About two dozen people braved Thursday’s storm to learn about digital media safety at a presentation given by Kenai Police Officer Alex Prins.
Prins is also the School Resource Office for Kenai schools and has given the presentation multiple times to Kenai students. The Kenai Peninsula College Kenai River Campus’s Psychology Club hosted the free event open to the general public.
Prins began his presentation with a focus on social media. Using Facebook as an example, he said there are two requirements when signing up for an account, users must have a valid email address and accept the terms of agreement.
Facebook users can lie about age, name and location, he said, people need to be aware of that when accepting friend requests. He said even though on Facebook, users can block people, “nothing on these things is totally private.”
Prins showed a short video “Digital Dossier” by Youth and Media’s Digital Natives project about how people’s lives are logged as digital dossiers or trails of information. For the world’s newest generation, digital dossiers are forming before birth with parents posting sonogram images. As individuals begin to surf the web on their own, their identities are created and advertisers use that information to strategically place ads.
Information that individuals post “could easily be misused in the wrong hands,” Prins said. When people post on social media that they’re not home, he said, what criminals see is that they can come take what they want.
Online predators don’t even have to leave their homes to commit crime, Prins said.
“It’s safer,” he said. “(Internet predators) don’t get chased and shot at.”
He recommended people should avoid using public Wi-Fi because predators can see everything anyone connected to that network does online.
Usually online crimes are sex or money related, Prins said, like blackmailing someone with a photo or video they want to keep private.

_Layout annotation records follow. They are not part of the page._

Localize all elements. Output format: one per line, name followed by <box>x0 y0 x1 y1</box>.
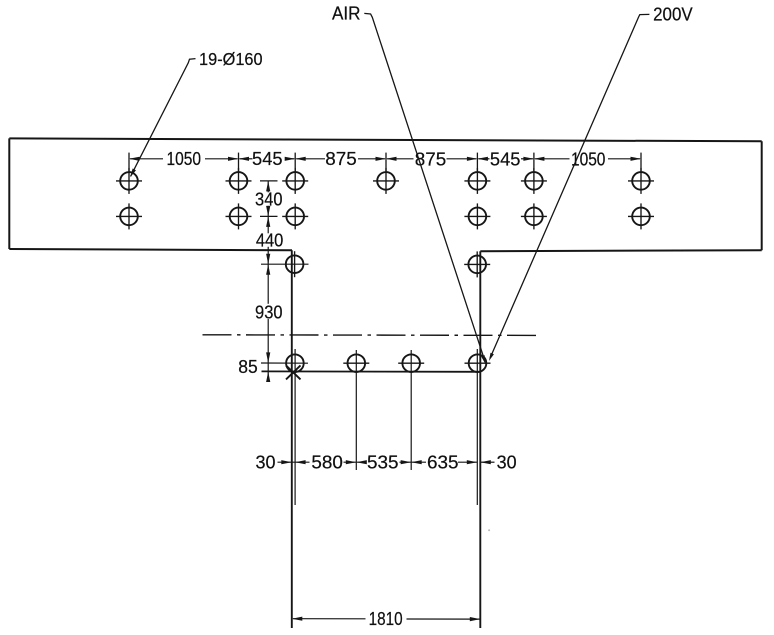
right hole column extension line <box>476 349 478 505</box>
svg-text:AIR: AIR <box>332 4 361 24</box>
vertical dim chain ticks <box>260 180 278 182</box>
leader 200V <box>490 14 649 357</box>
bottom dimension arrows <box>281 460 292 464</box>
svg-text:535: 535 <box>367 453 399 473</box>
leader 19-phi160 <box>131 59 196 177</box>
plate left edge <box>8 138 10 249</box>
leader 200V arrowhead <box>489 353 494 361</box>
hole row2 x129 <box>120 208 138 226</box>
hole row1 x238.5 <box>230 172 248 190</box>
top dimension line segments <box>130 158 163 160</box>
svg-text:340: 340 <box>255 190 283 210</box>
hole row2 x533.9 <box>525 208 543 226</box>
hole stem-top right <box>468 256 486 274</box>
top dimension extension ticks <box>128 153 130 171</box>
plate right edge <box>761 141 763 250</box>
hole row1 x295.2 <box>286 172 304 190</box>
bottom dimension line segments <box>278 461 310 463</box>
plate top edge <box>9 138 761 141</box>
hole bottom row 1 <box>286 354 304 372</box>
svg-text:30: 30 <box>497 453 517 473</box>
svg-text:85: 85 <box>238 357 258 377</box>
svg-text:1050: 1050 <box>167 149 202 169</box>
hole stem-top left <box>286 255 304 273</box>
svg-text:545: 545 <box>252 149 283 169</box>
1810 right arrow <box>470 617 481 621</box>
svg-text:545: 545 <box>490 149 521 169</box>
hole bottom row 2 <box>348 354 366 372</box>
svg-text:635: 635 <box>427 453 459 473</box>
leader AIR <box>364 13 485 361</box>
hole column extension (580/535) <box>355 350 357 470</box>
plate stem bottom edge (85 extension) <box>262 370 482 372</box>
left hole column extension line <box>294 349 296 505</box>
hole row2 x238.5 <box>230 208 248 226</box>
hole row2 x477.4 <box>469 208 487 226</box>
1810 dimension line <box>293 618 366 620</box>
svg-text:580: 580 <box>311 453 343 473</box>
bottom-row hole1 cross <box>261 362 308 364</box>
X datum mark <box>286 365 301 379</box>
svg-text:1810: 1810 <box>369 609 403 629</box>
plate right-wing bottom edge <box>480 250 761 251</box>
leader AIR arrowhead <box>481 355 486 364</box>
svg-text:875: 875 <box>325 149 357 169</box>
top dimension arrows <box>129 157 140 161</box>
hole row1 x641 <box>632 172 650 190</box>
plate stem left edge / 1810 extension <box>291 250 293 628</box>
svg-text:440: 440 <box>256 230 284 250</box>
stem-top-left hole cross <box>261 263 309 265</box>
hole row1 x129 <box>120 172 138 190</box>
svg-text:19-Ø160: 19-Ø160 <box>199 49 263 69</box>
hole column extension (535/635) <box>410 350 412 470</box>
vertical dim chain line <box>267 181 269 192</box>
hole bottom row 3 <box>402 354 420 372</box>
plate stem right edge / 1810 extension <box>479 251 481 628</box>
plate left-wing bottom edge <box>9 249 292 250</box>
svg-text:30: 30 <box>256 453 276 473</box>
scan speck <box>488 529 490 531</box>
85 outside arrow (below) <box>266 372 270 383</box>
vertical dim chain arrows <box>266 181 270 192</box>
hole row1 x533.9 <box>525 172 543 190</box>
hole row2 x641 <box>632 208 650 226</box>
hole row2 x295.2 <box>286 208 304 226</box>
svg-text:930: 930 <box>255 303 283 323</box>
dash-dot centerline <box>203 334 539 337</box>
1810 left arrow <box>292 617 303 621</box>
hole row1 x477.4 <box>469 172 487 190</box>
svg-text:200V: 200V <box>653 5 693 25</box>
leader 19-phi160 arrowhead <box>130 169 136 178</box>
hole bottom row 4 <box>469 354 487 372</box>
hole row1 x386 <box>377 172 395 190</box>
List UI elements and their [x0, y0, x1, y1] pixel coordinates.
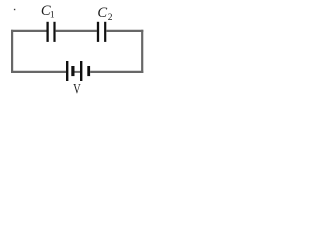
wire: top-middle segment [56, 30, 97, 32]
wire: top-right segment [106, 30, 143, 32]
svg-text:1: 1 [50, 10, 55, 20]
wire: bottom-right segment [90, 71, 143, 73]
wire: bottom-left segment [11, 71, 66, 73]
battery long plate 2 [80, 61, 82, 81]
capacitor C2 [98, 22, 105, 42]
battery long plate 1 [66, 61, 68, 81]
svg-text:V: V [73, 82, 81, 98]
wire: right vertical [141, 30, 143, 73]
battery inter-cell wire [75, 71, 81, 73]
wire: left vertical [11, 30, 13, 73]
battery short plate 2 [87, 66, 90, 76]
capacitor C1 [48, 22, 55, 42]
battery short plate 1 [71, 66, 74, 76]
svg-text:2: 2 [108, 13, 113, 23]
wire: top-left segment [11, 30, 47, 32]
stray dot [14, 9, 15, 10]
battery V [67, 61, 89, 81]
svg-text:C: C [97, 5, 107, 21]
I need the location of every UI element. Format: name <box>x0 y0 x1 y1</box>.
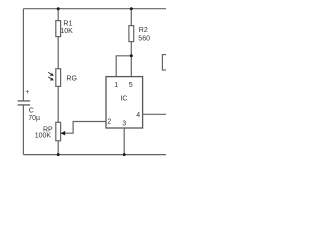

As a school officer, Prins said an issue he sees too much of is sexting, sending sexual messages or photographs. Prins said when he signed up to police the schools, he didn’t think he’d be working to prevent kids from being charged with child pornography.
Felony child pornography charges related to sexting can range from possession to indecent viewing to distribution, he said.
If a pornographic photo or video is on someone’s phone, that person doesn’t have to see it to be charged with possession. To be charged with distribution, the porn just has to be shown to someone, the image or video doesn’t have to be sent, Prins said.
He demonstrated various apps that can be used to get and hide explicit images and videos.
Snapchat is an app that allows users to send photos and videos that are viewable for a set amount of time before they disappear. However, quick-fingered phone users can take screen captures of images and save them.
Prins said the app is popular with sexters.
MyLocker is an app that stores files, but has two different “lockers,” one is fake and one is real. There is a password for each. Prins demonstrated how kids can store parent-friendly photos in the fake “locker” and hide other images from their parents in the second one.
Another secret file app is Secret Calculator. Prins demonstrated how this app works like a regular calculator, but users can enter a code and access hidden files.
He told parents that if they see a suspicious app on their child’s phone, that they should do an online search for it to find out if they should be concerned.
While Prins said he is not an expert on digital media, his presentation is based on training and experience in the field, event goers not only learned about the “dark side” of the digital media, they were shocked by it.
KPC psychology student Casey Neill, who attended the presentation, was surprised to hear about middle school and junior high school students sexting.
“I don’t think it’s right for 14 and 15 year olds to be sexting, or even if you’re older,” she said.
Classmates Liberty Rohn and Briana King said they’re concerned for their younger family members and future generations’ digital media safety in general.
King said the apps with the hidden files “scared” her, and she is going to check her younger sister’s phone. She said her computer has been hacked before, which concerned her, but after hearing Prins’ presentation, she plans to be even more cautious.
“The opportunities are endless to be hacked,” she said.